Weisman casts his story as one of more competition for the monolithic cable companies (make that company), but that’s only part of what’s going on. What’s in the crosshairs here is local-access cable programming — city council meetings, school plays, foreign-language programs, local talk shows and the like. The media-reform group Free Press has a wealth of background material on its Web site.
From the time that cable as we know it popped into existence in the 1970s, it has, with few exceptions, been a monopoly, with licenses granted by local regulators. The monopoly was a technological necessity: practically speaking, only one company could be allowed to string wires all over town.

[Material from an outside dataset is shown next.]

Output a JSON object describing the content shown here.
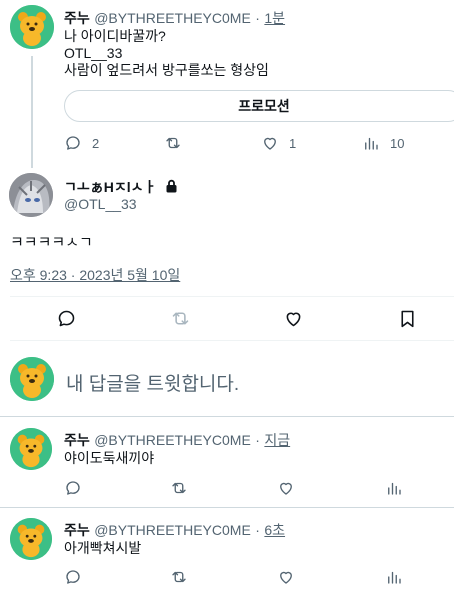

In return for this monopoly, local officials would extract concessions such as special rates for senior citizens, upgraded communications for public safety and funding for local programming. It was a system that worked for everyone, and if local access doesn’t draw huge audiences, it nevertheless fills a real need.
But technology is changing by the day. Satellite TV is already an alternative, and satellite providers obviously don’t have to pay franchise fees. (You can’t get local-access programming, either — or even New England Cable News.)
Now comes Verizon, which wants to offer television programming over its phone lines to compete with cable, dominated by Comcast. Verizon wants to speed the process up by having the state, rather than local officials, sign off on its plans; Comcast, not surprisingly, likes things the way they are, since it wants to keep its local monopolies as long as possible.
If the bill to transfer regulatory authority from local communities to the state were to become law, there’s no reason to think that funding for local access would be eliminated — it would simply be administered at the state level. But we can see where this is going. With Verizon and Comcast competing, it’s easy to foresee the companies telling state regulators that they could charge less if only they didn’t have to pay those archaic local-access fees.
And, inevitably, television programming is moving to the Internet. Instead of 50 or 500 channels from which to choose, the number will theoretically be infinite — at least if we can preserve net neutrality. Local-access-type programming will move to the Internet, too, to be downloaded and viewed whenever you like.
In such a media environment, though, it’s not clear who, if anyone, should pay for local programming. Yes, you could sell advertising, and I imagine some entrepreneurial types will try. Or you could line up underwriting and pledges, following the public broadcasting model. But to carry the important but less-than-scintillating stuff that is the lifeblood of local access, you need some sort of guaranteed revenue stream to replace the local franchising fees.
You could accomplish this with a tax on Internet service or on Internet-capable TV sets, perhaps. But we have to start thinking about this now. If such ideas fall in the face of a no-new-taxes mentality, then public-interest media localism will suffer a heavy blow.